A: Suppose that the marginal payoff to studying for the initial hours you study increases but that this marginal payoff eventually declines as you study more.
(a) Illustrate, on a graph with “hours studying for the exam” as an input on the horizontal axis and “exam score” (ranging from0 to 100) as an output on the vertical axis, what your production frontier will look like.
(b) Now suppose that your tastes over leisure time (i.e. non-study time) and exam scores satisfies the usual five assumptions about tastes that we outlined in Chapter 4. What will your producer tastes look like. (Be careful to recognize that the producer picture has “hours studying” and not leisure hours on the horizontal axis.)
(c) Combining your production frontier with graphs of your indifference curves, illustrate the optimal number of hours you will study.
(d) Suppose that you and your friend differ in that your friend’s marginal rate of substitution at every possible “production plan” is shallower than yours.

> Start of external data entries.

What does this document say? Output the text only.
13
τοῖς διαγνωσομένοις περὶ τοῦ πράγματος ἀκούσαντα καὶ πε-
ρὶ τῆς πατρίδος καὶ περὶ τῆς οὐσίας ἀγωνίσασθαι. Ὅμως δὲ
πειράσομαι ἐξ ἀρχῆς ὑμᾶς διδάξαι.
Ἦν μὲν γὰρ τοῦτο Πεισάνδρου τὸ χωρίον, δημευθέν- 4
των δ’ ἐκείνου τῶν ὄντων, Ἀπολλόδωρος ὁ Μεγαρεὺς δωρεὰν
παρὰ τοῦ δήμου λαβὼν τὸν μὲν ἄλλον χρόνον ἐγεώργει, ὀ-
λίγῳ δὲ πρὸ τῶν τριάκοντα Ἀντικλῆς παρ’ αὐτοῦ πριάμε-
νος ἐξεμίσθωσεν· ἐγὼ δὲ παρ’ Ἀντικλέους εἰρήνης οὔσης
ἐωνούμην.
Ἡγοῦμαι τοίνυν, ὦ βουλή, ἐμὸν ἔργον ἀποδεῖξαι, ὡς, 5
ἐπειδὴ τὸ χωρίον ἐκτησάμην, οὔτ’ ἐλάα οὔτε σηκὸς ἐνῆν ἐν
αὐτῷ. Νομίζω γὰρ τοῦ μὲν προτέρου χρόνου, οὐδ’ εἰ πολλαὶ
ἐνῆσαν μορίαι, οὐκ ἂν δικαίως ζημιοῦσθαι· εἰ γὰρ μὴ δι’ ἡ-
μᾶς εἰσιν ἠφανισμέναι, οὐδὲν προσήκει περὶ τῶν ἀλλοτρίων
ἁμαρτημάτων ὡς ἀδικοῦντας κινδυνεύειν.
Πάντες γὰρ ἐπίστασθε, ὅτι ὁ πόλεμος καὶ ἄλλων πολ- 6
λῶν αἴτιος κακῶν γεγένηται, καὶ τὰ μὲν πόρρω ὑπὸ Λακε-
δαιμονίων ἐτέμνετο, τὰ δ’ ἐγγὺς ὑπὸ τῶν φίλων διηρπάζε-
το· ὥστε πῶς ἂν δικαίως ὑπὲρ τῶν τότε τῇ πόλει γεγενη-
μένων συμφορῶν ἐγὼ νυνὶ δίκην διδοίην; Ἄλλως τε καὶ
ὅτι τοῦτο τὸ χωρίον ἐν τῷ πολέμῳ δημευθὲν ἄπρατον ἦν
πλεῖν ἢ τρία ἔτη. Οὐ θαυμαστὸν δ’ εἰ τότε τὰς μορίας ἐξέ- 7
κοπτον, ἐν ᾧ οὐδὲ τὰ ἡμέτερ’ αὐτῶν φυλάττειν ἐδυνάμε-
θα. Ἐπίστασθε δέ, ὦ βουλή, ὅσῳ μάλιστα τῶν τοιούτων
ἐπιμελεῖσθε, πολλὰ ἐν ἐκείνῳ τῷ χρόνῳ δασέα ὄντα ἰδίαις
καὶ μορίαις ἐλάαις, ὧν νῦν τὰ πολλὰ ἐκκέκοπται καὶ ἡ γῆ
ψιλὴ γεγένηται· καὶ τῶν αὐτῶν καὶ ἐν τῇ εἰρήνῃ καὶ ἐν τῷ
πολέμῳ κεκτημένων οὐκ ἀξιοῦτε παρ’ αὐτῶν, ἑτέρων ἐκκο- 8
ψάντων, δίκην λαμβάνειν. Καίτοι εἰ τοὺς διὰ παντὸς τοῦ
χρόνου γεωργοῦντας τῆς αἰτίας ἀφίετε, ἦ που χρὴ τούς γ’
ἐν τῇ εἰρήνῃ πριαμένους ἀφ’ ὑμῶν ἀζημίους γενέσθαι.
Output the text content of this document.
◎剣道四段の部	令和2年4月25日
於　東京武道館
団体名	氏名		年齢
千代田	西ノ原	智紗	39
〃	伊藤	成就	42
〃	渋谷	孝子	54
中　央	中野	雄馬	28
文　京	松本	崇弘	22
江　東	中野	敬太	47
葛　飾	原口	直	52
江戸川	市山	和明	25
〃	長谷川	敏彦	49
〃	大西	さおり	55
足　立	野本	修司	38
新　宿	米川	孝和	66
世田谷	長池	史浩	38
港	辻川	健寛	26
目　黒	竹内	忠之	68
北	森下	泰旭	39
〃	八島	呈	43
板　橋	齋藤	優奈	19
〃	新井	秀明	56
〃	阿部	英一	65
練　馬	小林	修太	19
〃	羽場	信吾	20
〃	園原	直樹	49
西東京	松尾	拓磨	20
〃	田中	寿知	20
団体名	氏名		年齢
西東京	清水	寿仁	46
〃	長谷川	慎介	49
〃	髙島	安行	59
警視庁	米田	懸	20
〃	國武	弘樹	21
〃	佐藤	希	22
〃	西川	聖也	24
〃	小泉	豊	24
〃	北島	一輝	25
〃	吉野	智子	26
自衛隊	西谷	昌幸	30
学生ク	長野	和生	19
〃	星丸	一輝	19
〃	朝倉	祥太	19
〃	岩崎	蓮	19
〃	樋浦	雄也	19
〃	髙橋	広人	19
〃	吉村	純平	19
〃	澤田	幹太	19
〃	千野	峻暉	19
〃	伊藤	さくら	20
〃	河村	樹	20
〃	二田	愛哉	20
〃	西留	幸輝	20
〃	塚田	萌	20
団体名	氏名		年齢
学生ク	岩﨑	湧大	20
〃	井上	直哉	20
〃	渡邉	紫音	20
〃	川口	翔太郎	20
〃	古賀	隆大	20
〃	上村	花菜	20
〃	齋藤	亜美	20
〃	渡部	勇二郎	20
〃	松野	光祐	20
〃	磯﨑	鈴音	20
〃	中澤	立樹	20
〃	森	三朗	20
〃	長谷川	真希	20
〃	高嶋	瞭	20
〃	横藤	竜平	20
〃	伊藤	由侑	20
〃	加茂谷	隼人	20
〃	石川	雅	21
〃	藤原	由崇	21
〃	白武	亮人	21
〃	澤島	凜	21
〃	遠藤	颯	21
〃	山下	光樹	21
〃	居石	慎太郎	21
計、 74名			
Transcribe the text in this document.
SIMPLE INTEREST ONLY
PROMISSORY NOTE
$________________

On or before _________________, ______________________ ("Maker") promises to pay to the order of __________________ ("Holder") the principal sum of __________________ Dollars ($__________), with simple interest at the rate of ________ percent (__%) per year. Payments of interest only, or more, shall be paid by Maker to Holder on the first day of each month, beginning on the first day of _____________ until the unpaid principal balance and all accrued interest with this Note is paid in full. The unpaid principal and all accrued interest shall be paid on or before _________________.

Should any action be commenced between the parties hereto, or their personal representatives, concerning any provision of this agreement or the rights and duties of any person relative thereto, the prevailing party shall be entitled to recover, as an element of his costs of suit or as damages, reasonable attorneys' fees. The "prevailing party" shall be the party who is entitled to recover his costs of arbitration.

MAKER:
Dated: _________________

Who will do better on the exam?
(e) Notice that the same model can be applied to anything we do where the amount of effort is an input and how well we perform a task is the output. As we were growing up, adults often told us: “Anything worth doing is worth doing well.” Is that really true?
B: Now suppose that you and your friends Larry and Daryl each face the same “production technology” x = 3ℓ2 −0.2ℓ3 where x is the exam grade and ℓ is the number of hours of studying. Suppose further that each of you has tastes that can be captured by the utility function u (ℓ, x) = x −αℓ.
(a) Calculate your optimal hours of studying as a function of α.
(b) Suppose the values for α are 7, 10, and 13 for you, Larry and Daryl respectively. How much time will each of you study?
(c) What exam grades will each of you get?
(d) If each of you had 10 hours available that you could have used to study for the exam, could you each have made a 100? If so, why didn’t you?